RESOCONTO DEL VIAGGIO A GAZA DEL 24 – 30 aprile 2005
A
distanza di tre mesi, dall’ultimo viaggio fatto, il posto di blocco di Erez è
divenuto un vero e proprio punto di frontiera: hanno costruito nuovi edifici
per i soldati, nuove torrette di controllo e il tunnel di circa un chilometro
che divide il territorio abitato da israeliano da quello dei palestinesi è
stato allungato di un altro chilometro.
Per
entrare nella striscia di Gaza si è costretti a passare attraverso percorsi
“obbligati” delimitati da barriere di metallo e da porte di ferro che si aprono
solo a comando. Videocamere filmano il percorso di circa un chilometro fino a
quando si raggiunge il vecchio tunnel che introduce nel territorio di Gaza.
Al
controllo palestinese troviamo tre poliziotti che registrano a penna l’entrata;
nulla a che vedere con i controlli agli uffici israeliani.
Al
centro del Medical Relief di Gaza siamo attesi dai responsabili. Insieme organizziamo
le visite ai bambini sostenuti dal progetto Gazzella.

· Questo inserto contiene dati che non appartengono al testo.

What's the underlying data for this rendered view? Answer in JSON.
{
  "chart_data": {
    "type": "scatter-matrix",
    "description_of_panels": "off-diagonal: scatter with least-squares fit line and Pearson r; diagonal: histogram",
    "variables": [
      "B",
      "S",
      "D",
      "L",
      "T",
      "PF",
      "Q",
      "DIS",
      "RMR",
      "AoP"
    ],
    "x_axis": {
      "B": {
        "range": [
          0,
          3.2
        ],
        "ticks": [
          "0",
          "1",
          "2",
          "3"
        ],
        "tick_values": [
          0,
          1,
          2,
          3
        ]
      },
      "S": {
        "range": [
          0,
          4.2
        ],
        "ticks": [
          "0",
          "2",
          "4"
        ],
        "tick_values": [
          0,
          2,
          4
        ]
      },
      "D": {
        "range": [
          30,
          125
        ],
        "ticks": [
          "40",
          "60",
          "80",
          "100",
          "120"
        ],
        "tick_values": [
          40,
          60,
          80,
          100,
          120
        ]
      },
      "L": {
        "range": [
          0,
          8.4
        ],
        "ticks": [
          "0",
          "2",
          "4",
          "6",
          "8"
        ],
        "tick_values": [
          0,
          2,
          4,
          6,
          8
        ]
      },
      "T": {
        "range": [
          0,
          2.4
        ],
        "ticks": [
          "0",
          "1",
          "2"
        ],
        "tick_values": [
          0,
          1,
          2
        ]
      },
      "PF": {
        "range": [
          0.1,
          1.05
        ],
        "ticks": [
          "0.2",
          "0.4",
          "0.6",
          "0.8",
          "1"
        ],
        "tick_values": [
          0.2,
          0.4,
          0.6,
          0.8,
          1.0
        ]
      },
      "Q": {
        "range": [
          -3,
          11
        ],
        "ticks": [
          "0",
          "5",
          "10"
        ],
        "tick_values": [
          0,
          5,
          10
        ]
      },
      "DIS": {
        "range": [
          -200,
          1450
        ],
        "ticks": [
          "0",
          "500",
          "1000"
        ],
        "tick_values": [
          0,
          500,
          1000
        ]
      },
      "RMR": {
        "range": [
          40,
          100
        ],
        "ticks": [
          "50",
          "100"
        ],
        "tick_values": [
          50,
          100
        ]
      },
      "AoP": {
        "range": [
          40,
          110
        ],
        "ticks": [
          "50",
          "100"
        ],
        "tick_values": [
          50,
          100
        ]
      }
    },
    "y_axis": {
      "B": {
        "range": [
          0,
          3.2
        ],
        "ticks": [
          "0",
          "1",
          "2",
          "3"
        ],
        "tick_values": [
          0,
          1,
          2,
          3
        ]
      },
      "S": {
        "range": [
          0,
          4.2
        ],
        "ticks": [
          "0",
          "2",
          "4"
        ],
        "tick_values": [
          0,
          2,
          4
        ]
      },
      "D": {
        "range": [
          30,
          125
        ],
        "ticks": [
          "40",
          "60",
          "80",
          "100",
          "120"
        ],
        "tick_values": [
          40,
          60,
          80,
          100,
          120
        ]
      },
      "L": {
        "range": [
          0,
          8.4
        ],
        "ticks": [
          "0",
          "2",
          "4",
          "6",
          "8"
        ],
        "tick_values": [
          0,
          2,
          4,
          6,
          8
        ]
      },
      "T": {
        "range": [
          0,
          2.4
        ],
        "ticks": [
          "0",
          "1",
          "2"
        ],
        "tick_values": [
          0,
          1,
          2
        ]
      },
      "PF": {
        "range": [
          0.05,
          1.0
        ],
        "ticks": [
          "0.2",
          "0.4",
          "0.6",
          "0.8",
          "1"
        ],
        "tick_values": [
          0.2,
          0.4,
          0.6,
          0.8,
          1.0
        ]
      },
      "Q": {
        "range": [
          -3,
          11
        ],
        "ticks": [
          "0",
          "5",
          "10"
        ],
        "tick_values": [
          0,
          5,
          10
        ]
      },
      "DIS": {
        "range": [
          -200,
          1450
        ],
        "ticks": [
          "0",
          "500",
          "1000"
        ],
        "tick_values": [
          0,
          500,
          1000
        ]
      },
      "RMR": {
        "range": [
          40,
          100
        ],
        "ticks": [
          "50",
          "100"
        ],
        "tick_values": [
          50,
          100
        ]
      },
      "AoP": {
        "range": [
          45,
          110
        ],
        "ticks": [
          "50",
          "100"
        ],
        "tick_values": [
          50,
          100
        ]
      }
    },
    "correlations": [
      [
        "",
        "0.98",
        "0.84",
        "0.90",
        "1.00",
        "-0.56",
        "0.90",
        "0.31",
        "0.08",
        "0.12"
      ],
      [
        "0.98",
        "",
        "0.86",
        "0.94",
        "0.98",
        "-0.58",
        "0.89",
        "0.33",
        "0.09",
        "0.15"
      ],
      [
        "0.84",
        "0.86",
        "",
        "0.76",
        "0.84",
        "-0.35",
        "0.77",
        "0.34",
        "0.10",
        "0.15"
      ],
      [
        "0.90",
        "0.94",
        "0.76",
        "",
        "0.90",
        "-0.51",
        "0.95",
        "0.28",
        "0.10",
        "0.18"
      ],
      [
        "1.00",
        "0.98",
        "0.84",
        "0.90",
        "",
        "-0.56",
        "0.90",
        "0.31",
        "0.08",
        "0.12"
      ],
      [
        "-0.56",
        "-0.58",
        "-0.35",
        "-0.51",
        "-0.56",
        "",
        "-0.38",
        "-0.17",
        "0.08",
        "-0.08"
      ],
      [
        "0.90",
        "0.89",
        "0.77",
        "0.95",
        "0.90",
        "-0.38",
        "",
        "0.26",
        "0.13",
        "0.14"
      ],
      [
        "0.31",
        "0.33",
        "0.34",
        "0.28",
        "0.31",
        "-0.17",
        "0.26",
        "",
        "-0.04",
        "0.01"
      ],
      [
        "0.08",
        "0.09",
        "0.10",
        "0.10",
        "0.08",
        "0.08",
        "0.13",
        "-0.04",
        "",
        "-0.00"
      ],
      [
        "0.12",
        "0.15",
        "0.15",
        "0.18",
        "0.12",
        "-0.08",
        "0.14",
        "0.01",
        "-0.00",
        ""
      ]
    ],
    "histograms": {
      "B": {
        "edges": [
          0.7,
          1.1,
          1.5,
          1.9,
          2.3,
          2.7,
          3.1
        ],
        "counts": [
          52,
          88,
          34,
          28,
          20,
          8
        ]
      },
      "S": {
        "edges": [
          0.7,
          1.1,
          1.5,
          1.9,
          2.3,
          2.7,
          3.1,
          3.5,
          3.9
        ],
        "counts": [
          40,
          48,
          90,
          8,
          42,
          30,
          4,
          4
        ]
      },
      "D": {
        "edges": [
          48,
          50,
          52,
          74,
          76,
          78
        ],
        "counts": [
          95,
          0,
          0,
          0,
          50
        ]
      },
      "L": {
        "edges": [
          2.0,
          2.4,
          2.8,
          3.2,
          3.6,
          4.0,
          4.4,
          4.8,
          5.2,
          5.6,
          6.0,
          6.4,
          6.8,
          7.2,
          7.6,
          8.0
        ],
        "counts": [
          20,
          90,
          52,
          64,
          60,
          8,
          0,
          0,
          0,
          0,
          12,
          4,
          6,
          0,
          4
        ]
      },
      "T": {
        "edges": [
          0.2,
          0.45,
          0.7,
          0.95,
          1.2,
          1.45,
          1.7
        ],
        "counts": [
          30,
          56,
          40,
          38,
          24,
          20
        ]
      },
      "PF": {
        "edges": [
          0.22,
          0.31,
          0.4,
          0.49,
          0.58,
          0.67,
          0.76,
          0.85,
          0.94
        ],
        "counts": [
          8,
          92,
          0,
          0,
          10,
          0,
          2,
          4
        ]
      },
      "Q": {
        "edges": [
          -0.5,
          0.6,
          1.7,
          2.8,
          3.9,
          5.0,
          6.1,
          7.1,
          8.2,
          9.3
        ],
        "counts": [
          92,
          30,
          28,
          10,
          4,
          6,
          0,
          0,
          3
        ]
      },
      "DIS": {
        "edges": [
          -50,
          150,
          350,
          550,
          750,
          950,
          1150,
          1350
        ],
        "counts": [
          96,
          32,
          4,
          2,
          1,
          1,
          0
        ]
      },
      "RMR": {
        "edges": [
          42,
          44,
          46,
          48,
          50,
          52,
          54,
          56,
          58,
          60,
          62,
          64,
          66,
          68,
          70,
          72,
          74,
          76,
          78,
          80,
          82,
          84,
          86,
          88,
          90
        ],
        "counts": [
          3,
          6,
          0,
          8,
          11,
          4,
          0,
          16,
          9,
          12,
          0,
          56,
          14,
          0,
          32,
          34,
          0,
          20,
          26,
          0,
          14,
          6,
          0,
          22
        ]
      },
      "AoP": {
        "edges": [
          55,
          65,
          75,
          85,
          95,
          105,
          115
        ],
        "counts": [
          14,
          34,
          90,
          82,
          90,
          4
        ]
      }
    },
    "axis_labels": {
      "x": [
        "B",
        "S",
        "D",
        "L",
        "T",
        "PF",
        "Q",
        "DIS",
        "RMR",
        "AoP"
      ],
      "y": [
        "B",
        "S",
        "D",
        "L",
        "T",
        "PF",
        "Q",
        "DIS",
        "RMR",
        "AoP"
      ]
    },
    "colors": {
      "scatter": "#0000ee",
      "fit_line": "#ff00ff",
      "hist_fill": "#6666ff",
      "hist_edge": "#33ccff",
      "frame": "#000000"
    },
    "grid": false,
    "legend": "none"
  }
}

Non riusciamo ad
effettuare tutte le visite programmate, ma comunque andiamo nei campi profughi
di Jabaliya, Beit Hanun e Beit Lahia, dove vivono alcuni dei nostri bambini.
Al
campo profughi di Jabaliya visitiamo:
Hazem,
dieci anni, ferito alla gamba;
Diya,
otto anni, ferito alla spalla;
Ibrahim,
otto anni, ferito al braccio;
Qader,
dodici anni, ferita all’addome, in attesa di una quinta operazione;
Al
campo profughi di Beit Hanun visitiamo:
Nur,
due anni, ferita a dicembre del 2004 all’addome in attesa di una nuova
operazione (la bambina ancora non era stata inserita nel nostra programma, lo
sarà nel maggio 2005);
Al
Campo profughi di Beit Lahia visitiamo:
Mohamed,
sette anni, ferito alla gamba;
Thaer,
quindici anni, era già stato nel nostro programma per una ferita alla gamba che
lo ha costretto all’uso della stampella; e’ stato nuovamente ferito, alla
testa, il 4 gennaio scorso.
Insieme
a lui il 4 gennaio scorso sono stati feriti:
Imad,
sedici anni;
Ibrahim,
quattordici anni;
Issa,
quattordici anni.
Questi
tre ragazzi, che ancora non erano stati inseriti nel nostro programma, hanno
perso entrambe le gambe.
I
nostri spostamenti nei campi profughi non sono stati facili: spesso abbiamo
dovuto lasciare l’ambulanza, mezzo che utilizziamo per nostra sicurezza, e
raggiungere le case a piedi. Le strade distrutte da tanks e ruspe israeliane
fanno parte delle azioni di “disturbo” e servono a creare condizioni di
invivibilità quotidiana ai palestinesi.
Non
è stato possibile effettuare i viaggi programmati per Khan Yunis e Rafah, a
causa della chiusura del passaggio ai posti di blocco. Con questa chiusura ai
palestinesi è negata la possibilità di raggiungere i luoghi di lavoro, le
scuole, gli ospedali. Gli israeliani avevano chiuso il check point di Abu Holee
“per motivi di sicurezza”, per la presenza di coloni che manifestavano contro
il piano di ritiro dagli insediamenti della striscia di Gaza, previsto per il
prossimo agosto. Ricordiamo che i coloni che vivono nei 21 insediamenti sono
circa 8.000 e occupano il 42% del territorio della striscia di Gaza.
Lasciamo Gaza dopo cinque
giorni con la sensazione che una soluzione alla causa palestinese è ancora
lontana; la striscia di Gaza ha tutte le caratteristiche di una prigione a
cielo aperto dove il controllo su un territorio di 5 km per 40 km è capillare,
anche se non così “visibile” come in Cisgiordania.
Dopo
la visita e gli incontri con i nostri bambini e le loro famiglie, una
sensazione di impotenza ci assale: la vita trascorre all’interno dei campi
profughi in case fatiscenti senza acqua e servizi igienici; non ci sono cinema,
teatro, luoghi di ritrovo che non siano le strade sabbiose e polverose. Ma i
bambini sono veramente meravigliosi: ti cercano con il loro sorriso, ti
esprimono la loro gioia di incontrarti. E di tutto ciò non puoi fare a meno;
parti dalla Palestina e già pensi a quando tornare.